Un Dardanus entre vents et fureur
La cour s’efface, l’abbatiale s’impose. Une ondée sur Beaune, et voilà que la tragédie de Rameau se déploie non pas sous les étoiles, mais sous les voûtes gothiques. L’air est chargé, électrique, et l’on pourrait croire que les dieux mêmes ont ourdi ce déplacement pour mieux servir leur drame.
Pour ce Dardanus, Emmanuel Resche-Caserta, également premier violon des Arts Florissants, prend non pas la baguette mais l’archet pour diriger depuis son violon. Il le fait avec une autorité souple, jamais rigide, dans un geste organique qui respire la musique au lieu de la contraindre. Ce n’est pas un chef à l’ancienne, mais un musicien au cœur du tissu sonore. Et l’on sent que les musiciens des Ambassadeurs/ La Grande Ecurie le suivent comme un seul corps – vents et cordes formant une machinerie fine, sensible, presque théâtrale.
Car c’est de théâtre qu’il s’agit ici, non seulement par le livret, mais par la mise en espace subtile des chanteurs, qui troquent capes et vestes à vue, glissant d’un rôle à l’autre comme des figures de comédie divine. Tout est jeu de métamorphoses.
En Vénus, Marie Perbost donne une grâce solaire à ses interventions – son Régnez plaisirs, régnez emplit l’abbatiale avec une souplesse qui tranche avec la dureté des enjeux. Mais c’est dans Quand l’Aquilon fugueux qu’elle foudroie littéralement l’assemblée : la tempête est dans sa voix, mais domptée, ourlée d’élégance et d’émotion.
Camille Poul offre une incarnation vive et lumineuse, pleine de relief, d’Iphise ; tandis que Thomas Dolié, en Anténor, impose une stature dramatique de premier ordre, au phrasé noble et à la projection toujours maîtrisée – un vrai pilier vocal, sculptant la langue française avec aplomb.

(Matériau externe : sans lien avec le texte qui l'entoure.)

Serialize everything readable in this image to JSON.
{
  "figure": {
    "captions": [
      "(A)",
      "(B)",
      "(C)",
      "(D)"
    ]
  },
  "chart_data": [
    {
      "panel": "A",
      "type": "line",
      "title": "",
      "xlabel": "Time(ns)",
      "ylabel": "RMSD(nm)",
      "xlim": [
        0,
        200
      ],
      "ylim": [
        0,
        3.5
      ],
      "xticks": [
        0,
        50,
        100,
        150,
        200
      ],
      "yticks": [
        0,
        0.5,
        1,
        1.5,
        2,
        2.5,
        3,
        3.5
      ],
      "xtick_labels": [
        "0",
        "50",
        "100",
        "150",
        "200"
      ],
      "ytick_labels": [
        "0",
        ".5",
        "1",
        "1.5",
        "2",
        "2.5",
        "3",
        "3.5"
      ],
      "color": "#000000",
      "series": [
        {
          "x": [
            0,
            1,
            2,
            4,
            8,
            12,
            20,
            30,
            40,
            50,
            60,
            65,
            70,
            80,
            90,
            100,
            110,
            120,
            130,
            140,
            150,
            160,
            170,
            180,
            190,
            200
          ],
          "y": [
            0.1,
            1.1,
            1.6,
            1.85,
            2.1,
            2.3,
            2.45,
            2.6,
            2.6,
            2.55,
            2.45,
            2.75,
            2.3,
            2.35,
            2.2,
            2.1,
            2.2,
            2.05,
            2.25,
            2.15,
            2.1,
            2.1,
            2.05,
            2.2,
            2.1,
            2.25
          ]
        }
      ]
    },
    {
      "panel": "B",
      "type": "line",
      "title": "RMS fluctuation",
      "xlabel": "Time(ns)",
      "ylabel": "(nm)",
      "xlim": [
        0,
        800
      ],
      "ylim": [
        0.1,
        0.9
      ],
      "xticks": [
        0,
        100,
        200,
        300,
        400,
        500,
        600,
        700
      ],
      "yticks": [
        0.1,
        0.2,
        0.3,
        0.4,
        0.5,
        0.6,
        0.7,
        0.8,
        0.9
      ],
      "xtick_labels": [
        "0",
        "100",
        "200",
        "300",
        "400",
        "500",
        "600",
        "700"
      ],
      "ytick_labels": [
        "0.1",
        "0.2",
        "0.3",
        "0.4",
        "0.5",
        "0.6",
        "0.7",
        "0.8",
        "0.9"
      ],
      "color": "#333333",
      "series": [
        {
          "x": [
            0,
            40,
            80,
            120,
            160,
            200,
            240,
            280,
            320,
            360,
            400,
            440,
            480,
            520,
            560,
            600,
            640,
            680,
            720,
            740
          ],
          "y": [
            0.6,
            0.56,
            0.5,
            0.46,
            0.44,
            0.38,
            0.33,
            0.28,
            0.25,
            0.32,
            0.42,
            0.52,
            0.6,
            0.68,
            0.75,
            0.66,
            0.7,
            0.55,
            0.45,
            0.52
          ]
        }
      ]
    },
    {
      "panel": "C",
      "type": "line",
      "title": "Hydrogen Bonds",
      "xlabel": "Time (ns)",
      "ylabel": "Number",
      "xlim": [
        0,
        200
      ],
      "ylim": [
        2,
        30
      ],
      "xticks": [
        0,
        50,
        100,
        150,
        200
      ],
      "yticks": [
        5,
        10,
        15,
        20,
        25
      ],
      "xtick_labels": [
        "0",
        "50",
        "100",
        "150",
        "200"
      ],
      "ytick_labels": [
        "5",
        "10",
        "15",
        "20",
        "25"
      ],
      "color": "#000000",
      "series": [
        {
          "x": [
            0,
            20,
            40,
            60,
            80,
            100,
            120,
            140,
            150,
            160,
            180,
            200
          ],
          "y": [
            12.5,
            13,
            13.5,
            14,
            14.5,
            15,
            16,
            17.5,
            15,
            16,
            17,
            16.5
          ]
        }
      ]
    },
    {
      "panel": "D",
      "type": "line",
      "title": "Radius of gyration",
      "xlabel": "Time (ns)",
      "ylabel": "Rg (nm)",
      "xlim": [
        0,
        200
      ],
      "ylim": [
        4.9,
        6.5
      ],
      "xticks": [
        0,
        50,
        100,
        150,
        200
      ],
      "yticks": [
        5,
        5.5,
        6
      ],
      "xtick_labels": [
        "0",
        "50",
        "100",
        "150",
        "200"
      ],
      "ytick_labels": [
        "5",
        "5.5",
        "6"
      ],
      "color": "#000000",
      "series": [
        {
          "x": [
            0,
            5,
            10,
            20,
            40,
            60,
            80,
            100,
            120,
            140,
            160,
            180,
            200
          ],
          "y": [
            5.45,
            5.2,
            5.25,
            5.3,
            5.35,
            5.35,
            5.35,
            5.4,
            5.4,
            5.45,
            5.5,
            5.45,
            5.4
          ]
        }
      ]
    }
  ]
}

Quant à Reinoud van Mechelen, il marque la mémoire de cette soirée avec un Lieux funestes ciselé, intense, porté par un basson soliste qui semble pleurer à ses côtés. Van Mechelen ne chante pas seulement : il sculpte les mots, les incarne, les brûle. Sa ligne reste élégante, même lorsque l’acoustique de l’abbatiale semble vouloir en brouiller les contours. Dardanus prend chair sous ses traits : héros fragile, noble et déchiré.

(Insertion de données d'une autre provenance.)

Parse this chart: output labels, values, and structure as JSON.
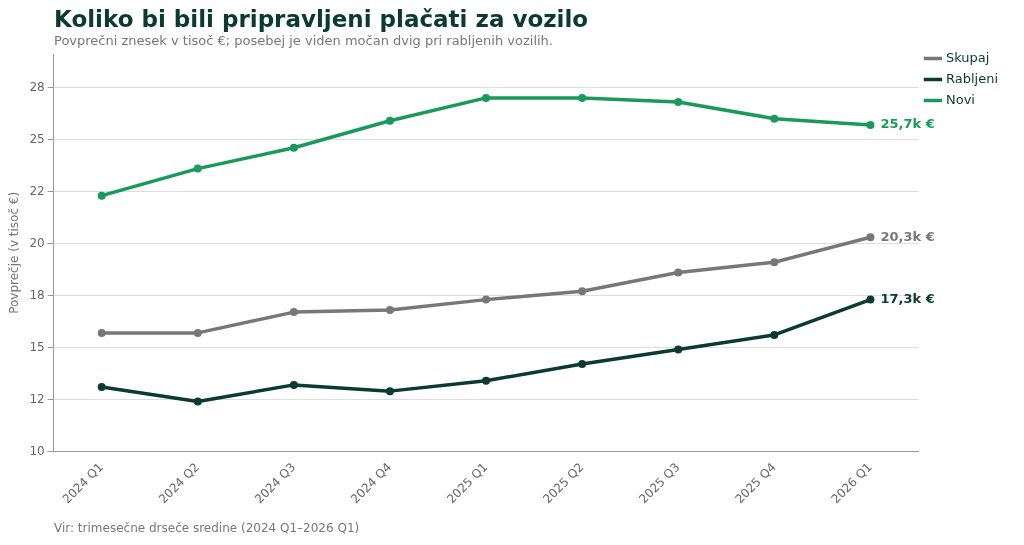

Autour d’eux, les chœurs sont le peuple, les esprits, la nature en tumulte – tout à la fois. Ils tonnent, ils caressent, ils murmurent, ils exultent. Un chœur baroque, oui, mais aux couleurs d’opéra total.

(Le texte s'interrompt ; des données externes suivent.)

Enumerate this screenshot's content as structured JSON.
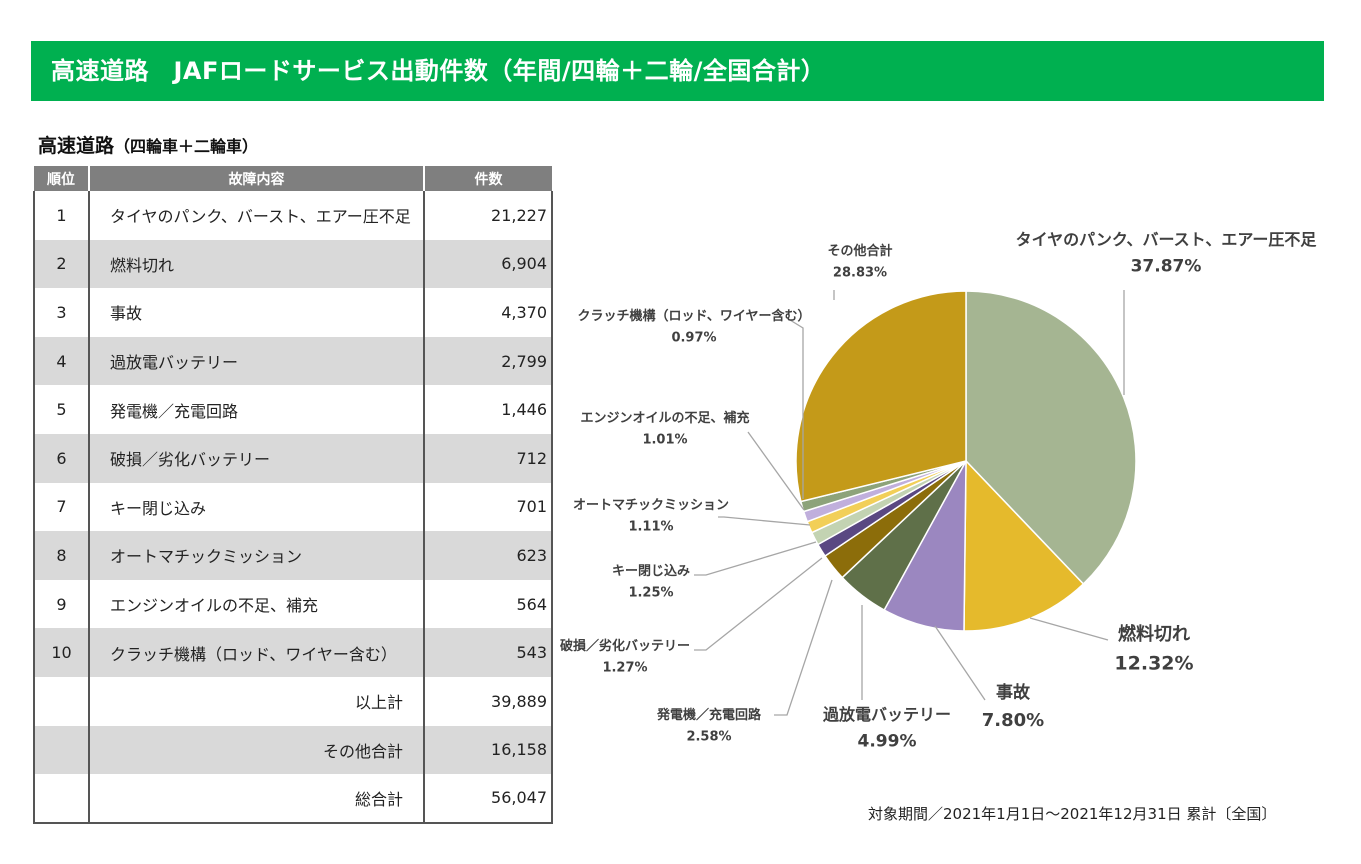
{
  "header": {
    "title": "高速道路　JAFロードサービス出動件数（年間/四輪＋二輪/全国合計）"
  },
  "table": {
    "subtitle_main": "高速道路",
    "subtitle_paren": "（四輪車＋二輪車）",
    "columns": [
      "順位",
      "故障内容",
      "件数"
    ],
    "rows": [
      {
        "rank": "1",
        "cause": "タイヤのパンク、バースト、エアー圧不足",
        "count": "21,227"
      },
      {
        "rank": "2",
        "cause": "燃料切れ",
        "count": "6,904"
      },
      {
        "rank": "3",
        "cause": "事故",
        "count": "4,370"
      },
      {
        "rank": "4",
        "cause": "過放電バッテリー",
        "count": "2,799"
      },
      {
        "rank": "5",
        "cause": "発電機／充電回路",
        "count": "1,446"
      },
      {
        "rank": "6",
        "cause": "破損／劣化バッテリー",
        "count": "712"
      },
      {
        "rank": "7",
        "cause": "キー閉じ込み",
        "count": "701"
      },
      {
        "rank": "8",
        "cause": "オートマチックミッション",
        "count": "623"
      },
      {
        "rank": "9",
        "cause": "エンジンオイルの不足、補充",
        "count": "564"
      },
      {
        "rank": "10",
        "cause": "クラッチ機構（ロッド、ワイヤー含む）",
        "count": "543"
      }
    ],
    "totals": [
      {
        "label": "以上計",
        "count": "39,889"
      },
      {
        "label": "その他合計",
        "count": "16,158"
      },
      {
        "label": "総合計",
        "count": "56,047"
      }
    ]
  },
  "chart_data": {
    "type": "pie",
    "start": "12 o'clock, clockwise",
    "slices": [
      {
        "label": "タイヤのパンク、バースト、エアー圧不足",
        "percent_label": "37.87%",
        "value": 37.87,
        "color": "#a5b592"
      },
      {
        "label": "燃料切れ",
        "percent_label": "12.32%",
        "value": 12.32,
        "color": "#e5ba2c"
      },
      {
        "label": "事故",
        "percent_label": "7.80%",
        "value": 7.8,
        "color": "#9b87c0"
      },
      {
        "label": "過放電バッテリー",
        "percent_label": "4.99%",
        "value": 4.99,
        "color": "#5f7049"
      },
      {
        "label": "発電機／充電回路",
        "percent_label": "2.58%",
        "value": 2.58,
        "color": "#8c6d0a"
      },
      {
        "label": "破損／劣化バッテリー",
        "percent_label": "1.27%",
        "value": 1.27,
        "color": "#5a4882"
      },
      {
        "label": "キー閉じ込み",
        "percent_label": "1.25%",
        "value": 1.25,
        "color": "#c3d3b2"
      },
      {
        "label": "オートマチックミッション",
        "percent_label": "1.11%",
        "value": 1.11,
        "color": "#f2cf58"
      },
      {
        "label": "エンジンオイルの不足、補充",
        "percent_label": "1.01%",
        "value": 1.01,
        "color": "#c0afdc"
      },
      {
        "label": "クラッチ機構（ロッド、ワイヤー含む）",
        "percent_label": "0.97%",
        "value": 0.97,
        "color": "#8da37a"
      },
      {
        "label": "その他合計",
        "percent_label": "28.83%",
        "value": 28.83,
        "color": "#c49a19"
      }
    ]
  },
  "footer": {
    "period": "対象期間／2021年1月1日～2021年12月31日 累計〔全国〕"
  }
}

Et si les éléments ont forcé la retraite dans la pierre, ils n’ont pas éteint la flamme. Ce Dardanus nouveau, ce Dardanus de 1744 qui n’avait plus été donné à l’époque contemporaine, trouve en Beaune une première vie saisissante – et en Emmanuel Resche-Caserta un interprète visionnaire. Le violoniste s’affirme chef. Et l’on se dit, en quittant l’abbatiale, que l’avenir de Rameau est peut-être aussi entre ses mains.